Journal Freitag, 16. September 2016 – Sex, Lies, and Videotape

Samstag, 17. September 2016 um 9:43

Diese Tage voll Angst, Herzklopfen, Machtlosigkeit und Zusammennehmen haben dazwischen ja auch Nächte. In denen das Zusammennehmen nicht mehr funktioniert, das Herzklopfen mich hochjagt. Mal um halb 4, um 4 Uhr, mal um 5.
Ich nehme es wie’s kommt, was bleibt mir übrig. Und so dachte ich mir Donnerstag schon beim Einschlafen (geht meist gut): Wenn ich wieder so früh hochschrecke, nutze ich die Zeit bis zur Arbeit einfach für Sport.
Was ich dann auch tat, ich holte mit Fitnessblender den Kraftsport vom Dienstag nach, zumindest Bauch und Rücken.

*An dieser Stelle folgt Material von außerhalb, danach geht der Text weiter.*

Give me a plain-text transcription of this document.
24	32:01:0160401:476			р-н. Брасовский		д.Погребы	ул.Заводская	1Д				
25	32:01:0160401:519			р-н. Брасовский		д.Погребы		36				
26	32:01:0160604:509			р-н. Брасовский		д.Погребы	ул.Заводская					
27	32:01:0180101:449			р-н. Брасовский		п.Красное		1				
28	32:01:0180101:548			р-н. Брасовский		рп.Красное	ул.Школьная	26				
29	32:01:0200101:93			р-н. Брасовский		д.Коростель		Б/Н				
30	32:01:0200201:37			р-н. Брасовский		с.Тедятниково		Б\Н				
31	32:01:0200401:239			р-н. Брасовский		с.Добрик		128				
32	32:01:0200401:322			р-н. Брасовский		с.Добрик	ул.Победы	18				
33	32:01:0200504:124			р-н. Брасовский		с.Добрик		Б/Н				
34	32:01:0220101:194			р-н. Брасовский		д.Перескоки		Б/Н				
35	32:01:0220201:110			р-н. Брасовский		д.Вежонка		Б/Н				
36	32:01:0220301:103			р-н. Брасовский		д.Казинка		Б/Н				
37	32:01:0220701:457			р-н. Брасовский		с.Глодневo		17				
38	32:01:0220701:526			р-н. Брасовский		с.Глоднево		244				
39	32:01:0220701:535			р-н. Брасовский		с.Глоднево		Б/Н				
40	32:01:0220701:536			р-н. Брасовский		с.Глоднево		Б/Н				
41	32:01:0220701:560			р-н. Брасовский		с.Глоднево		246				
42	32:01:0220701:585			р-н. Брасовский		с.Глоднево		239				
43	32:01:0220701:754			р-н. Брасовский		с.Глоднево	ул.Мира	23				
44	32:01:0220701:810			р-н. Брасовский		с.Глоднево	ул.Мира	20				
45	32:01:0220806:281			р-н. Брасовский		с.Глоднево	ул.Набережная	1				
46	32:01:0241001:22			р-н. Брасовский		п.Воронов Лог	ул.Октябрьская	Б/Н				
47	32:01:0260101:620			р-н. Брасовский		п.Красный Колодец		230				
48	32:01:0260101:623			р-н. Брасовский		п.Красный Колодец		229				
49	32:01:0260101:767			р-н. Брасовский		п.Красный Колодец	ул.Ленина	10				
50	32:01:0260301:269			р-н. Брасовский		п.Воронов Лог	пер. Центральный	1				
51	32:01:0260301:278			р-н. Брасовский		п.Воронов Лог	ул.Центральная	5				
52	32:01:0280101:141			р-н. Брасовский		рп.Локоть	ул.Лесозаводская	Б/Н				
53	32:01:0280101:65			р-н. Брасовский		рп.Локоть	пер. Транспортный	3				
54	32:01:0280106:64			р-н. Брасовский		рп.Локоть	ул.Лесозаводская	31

Die zerbröselte Kante meines oberen Schneidezahns wurde mittlerweile renoviert, Karottenabbeißen geht wieder.

Wie geht man am Beginn zweier Urlaubswochen mit dem Wissen um, dass sie enden werden?

Gestern Abend war ich allein, wollte mich dringend ablenken. Ich erinnerte mich dran, dass ich den Film Sex, Lies, and Videotape schon sehr lange mal wieder sehen wollte. 1989 hatte er mich im Kino völlig umgehauen, ich denke sehr oft an den Film, habe viele Bilder davon im Kopf. Also sah ich ihn an.

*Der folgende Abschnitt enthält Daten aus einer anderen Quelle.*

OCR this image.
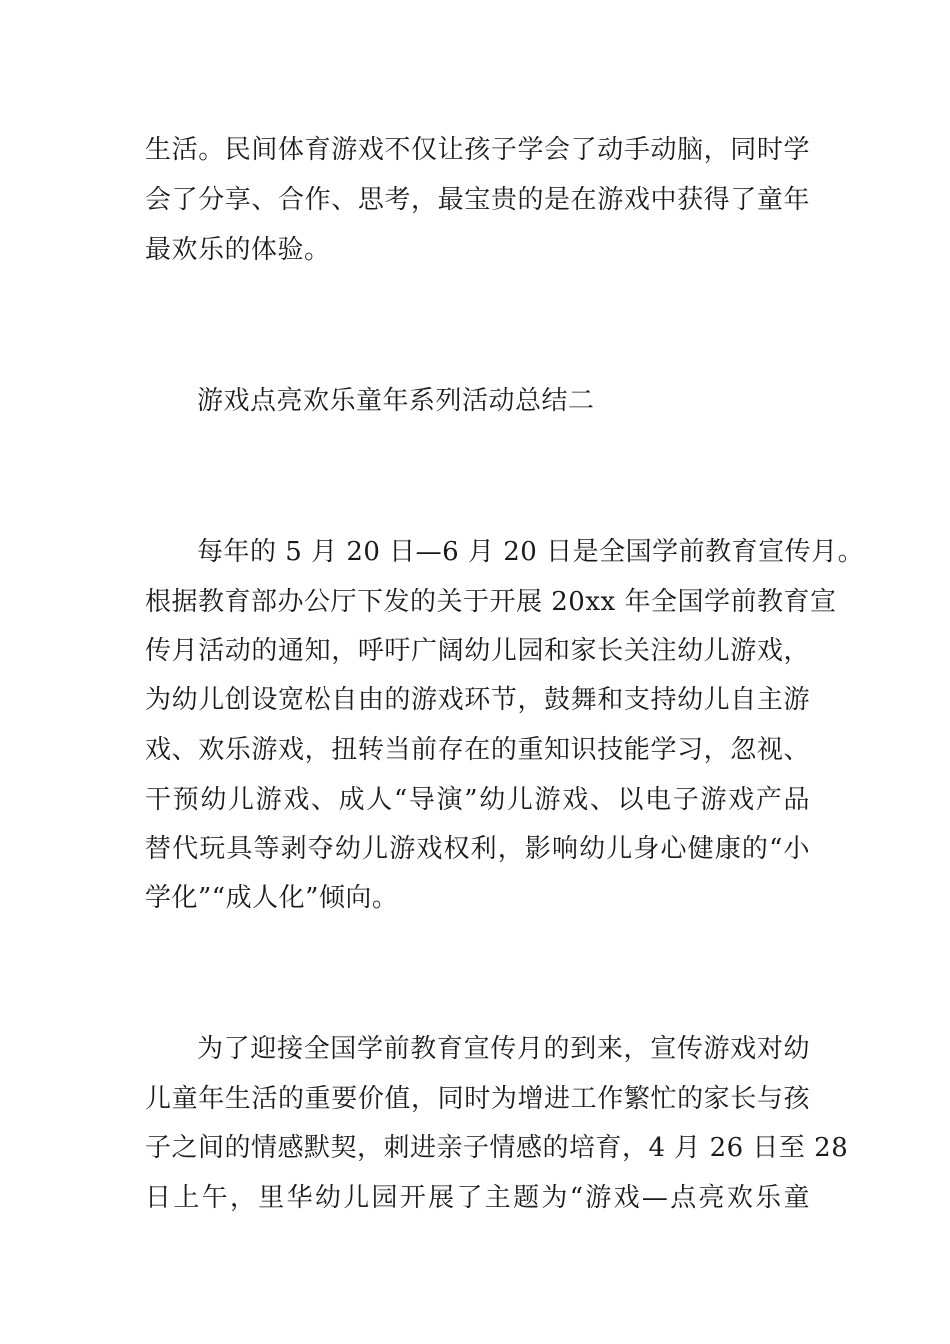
生活。民间体育游戏不仅让孩子学会了动手动脑，同时学
会了分享、合作、思考，最宝贵的是在游戏中获得了童年
最欢乐的体验。
游戏点亮欢乐童年系列活动总结二
每年的 5 月 20 日—6 月 20 日是全国学前教育宣传月。
根据教育部办公厅下发的关于开展 20xx 年全国学前教育宣
传月活动的通知，呼吁广阔幼儿园和家长关注幼儿游戏，
为幼儿创设宽松自由的游戏环节，鼓舞和支持幼儿自主游
戏、欢乐游戏，扭转当前存在的重知识技能学习，忽视、
干预幼儿游戏、成人“导演”幼儿游戏、以电子游戏产品
替代玩具等剥夺幼儿游戏权利，影响幼儿身心健康的“小
学化”“成人化”倾向。
为了迎接全国学前教育宣传月的到来，宣传游戏对幼
儿童年生活的重要价值，同时为增进工作繁忙的家长与孩
子之间的情感默契，刺进亲子情感的培育，4 月 26 日至 28
日上午，里华幼儿园开展了主题为“游戏—点亮欢乐童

Ich bleibe dabei: Einer der besten Filme meiner persönlichen Filmgeschichte, dieses kleine Kammerspiel, mit dem Steven Soderbergh sich damals auf die Landkarte des Kinos setzte. Das Drehbuch, die Dialoge (an einer Stelle sogar realistisch durcheinander), die Kamera (immer wieder sehr lange Einstellungen, die mir beim Gucken Zeit lassen, eine Szene zu füllen), die Schnitte (darunter ein bedeutungstragender Bruch mit Realismus): Alles so sorgfältig, aussagekräftig (wenn Konventionen auftauchen, dann um etwas damit zu machen), praktisch perfekt. Andie MacDowell kannte damals niemand, und sie spielt derart gut. Peter Gallagher habe ich hier kennengelernt – und kann ihn seither in keiner Rolle sehen, ohne das Anwaltarschloch John dazuzudenken. Laura San Giacomo und wie sie als Cynthia sagt “Ann. Bishop. Mullany.” – habe ich seit 27 Jahren vor Augen. James Spader gab es bis damals für mich nicht, und er darf leise so atemberaubend spielen wie – ich müsste erst lang nachdenken, um Vergleichbares zu finden.

Zu quengeln hätte ich höchstens (beim ersten Sehen wie gestern), dass der Fernsehbildschirm im Film eindeutig nicht die Bilder zeigt, die die Videokamera aus der gezeigten Perspektive aufnehmen konnte. Schlucke ich als künstlerische Freiheit hinunter.

Das Gegenüberstellen zweier Arten von Erotik (großhirnlose Fleischeslust/neurotisch gefesseltes Verlangen), was alles nicht erklärt wird (z.B. Cynthia und Topfpflanzen), die Lebensphase meist Ende 20, in der Menschen sich eigentlich für einen grundsätzlichen Weg entschieden haben – und hier die Chance bekommen, ihren tatsächlich eigenen zu finden. Und dann der Zeithintergrund Ende der 80er mit seinen hochtaillierten Röcken und Jeans (Letztere gerade an Graham auffallend) und Blümchenkleidern, Cowboystiefel zum schwarzen engen kurzen Rock und nackten Beinen. Und dann konnte Soderbergh in seinem Erstling auch noch etwas, was die meisten bis ans Lebensende nicht schaffen: Den Film gut zu Ende bringen, in Bild, Timing und Ton.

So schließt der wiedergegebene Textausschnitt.